Rav must have been grieving if he had recently lost his parents when asked about their welfare. After the loss of someone you love, you can be fine and then when asked about them or when something triggers their memory, you can be swept over with a wave of sadness. Rav might have been hit with such a wave when he was asked about his parents, and the expression on his face, and the sadness in his eyes, might have conveyed what did not need to be said.
Upon hearing the news, Rabbi Hiyya removed his shoes and asked his attendant to carry his garments to the bathhouse. I imagine that he might have immersed himself in a bath as part of his personal ritual of mourning. We are told that such a bath was allowable because the Rabbi’s half-siblings had been dead for more than thirty days and he was only obligated to mourn for one, including a partial day. We are told that the ritualistic mourning period would have passed after the Rabbi had removed his shoes and he was free to immerse in the bath and contemplate the loss of those he loved.
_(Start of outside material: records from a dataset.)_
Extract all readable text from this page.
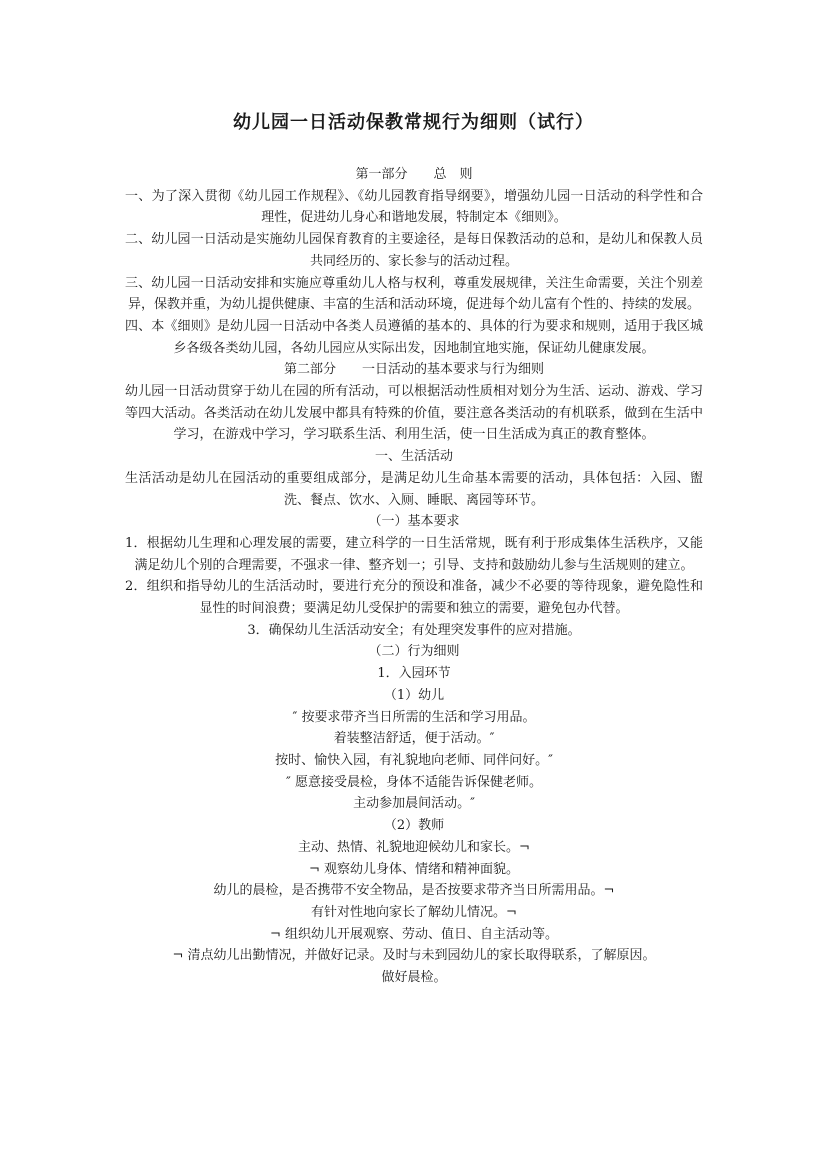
幼儿园一日活动保教常规行为细则（试行）

第一部分　　总　则

一、为了深入贯彻《幼儿园工作规程》、《幼儿园教育指导纲要》，增强幼儿园一日活动的科学性和合理性，促进幼儿身心和谐地发展，特制定本《细则》。

二、幼儿园一日活动是实施幼儿园保育教育的主要途径，是每日保教活动的总和，是幼儿和保教人员共同经历的、家长参与的活动过程。

三、幼儿园一日活动安排和实施应尊重幼儿人格与权利，尊重发展规律，关注生命需要，关注个别差异，保教并重，为幼儿提供健康、丰富的生活和活动环境，促进每个幼儿富有个性的、持续的发展。

四、本《细则》是幼儿园一日活动中各类人员遵循的基本的、具体的行为要求和规则，适用于我区城乡各级各类幼儿园，各幼儿园应从实际出发，因地制宜地实施，保证幼儿健康发展。

第二部分　　一日活动的基本要求与行为细则

幼儿园一日活动贯穿于幼儿在园的所有活动，可以根据活动性质相对划分为生活、运动、游戏、学习等四大活动。各类活动在幼儿发展中都具有特殊的价值，要注意各类活动的有机联系，做到在生活中学习，在游戏中学习，学习联系生活、利用生活，使一日生活成为真正的教育整体。

一、生活活动

生活活动是幼儿在园活动的重要组成部分，是满足幼儿生命基本需要的活动，具体包括：入园、盥洗、餐点、饮水、入厕、睡眠、离园等环节。

（一）基本要求

1．根据幼儿生理和心理发展的需要，建立科学的一日生活常规，既有利于形成集体生活秩序，又能满足幼儿个别的合理需要，不强求一律、整齐划一；引导、支持和鼓励幼儿参与生活规则的建立。

2．组织和指导幼儿的生活活动时，要进行充分的预设和准备，减少不必要的等待现象，避免隐性和显性的时间浪费；要满足幼儿受保护的需要和独立的需要，避免包办代替。

3．确保幼儿生活活动安全；有处理突发事件的应对措施。

（二）行为细则

1．入园环节

（1）幼儿

″ 按要求带齐当日所需的生活和学习用品。

着装整洁舒适，便于活动。″

按时、愉快入园，有礼貌地向老师、同伴问好。″

″ 愿意接受晨检，身体不适能告诉保健老师。

主动参加晨间活动。″

（2）教师

主动、热情、礼貌地迎候幼儿和家长。¬

¬ 观察幼儿身体、情绪和精神面貌。

幼儿的晨检，是否携带不安全物品，是否按要求带齐当日所需用品。¬

有针对性地向家长了解幼儿情况。¬

¬ 组织幼儿开展观察、劳动、值日、自主活动等。

¬ 清点幼儿出勤情况，并做好记录。及时与未到园幼儿的家长取得联系，了解原因。

做好晨检。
I have struggled all my life with the loss of people I have loved. They are always with us, always inside us, like the hardy cypress trees that remind us of the endearing spirit of those we have lost. There is a reminder buried in the dark, thickly, intertwined branches of the cypress tree of how life continues without those we life, but continues, nonetheless. And then there is the smell – the heavenly, smoky, smell of cypress that is a reminder of the world we live in and the next one, wherever that might be.
And the necessity to speak the truth plainly and without obscuring one’s words? Sometimes words are not necessary and the sadness in one’s eyes convey what needs to be known. But when one does speak, it should be with truth from the heart.
This post is in honor of my departed father Paul Cagan, who I miss terribly. He was a man of few words, but when he spoke, his words mattered.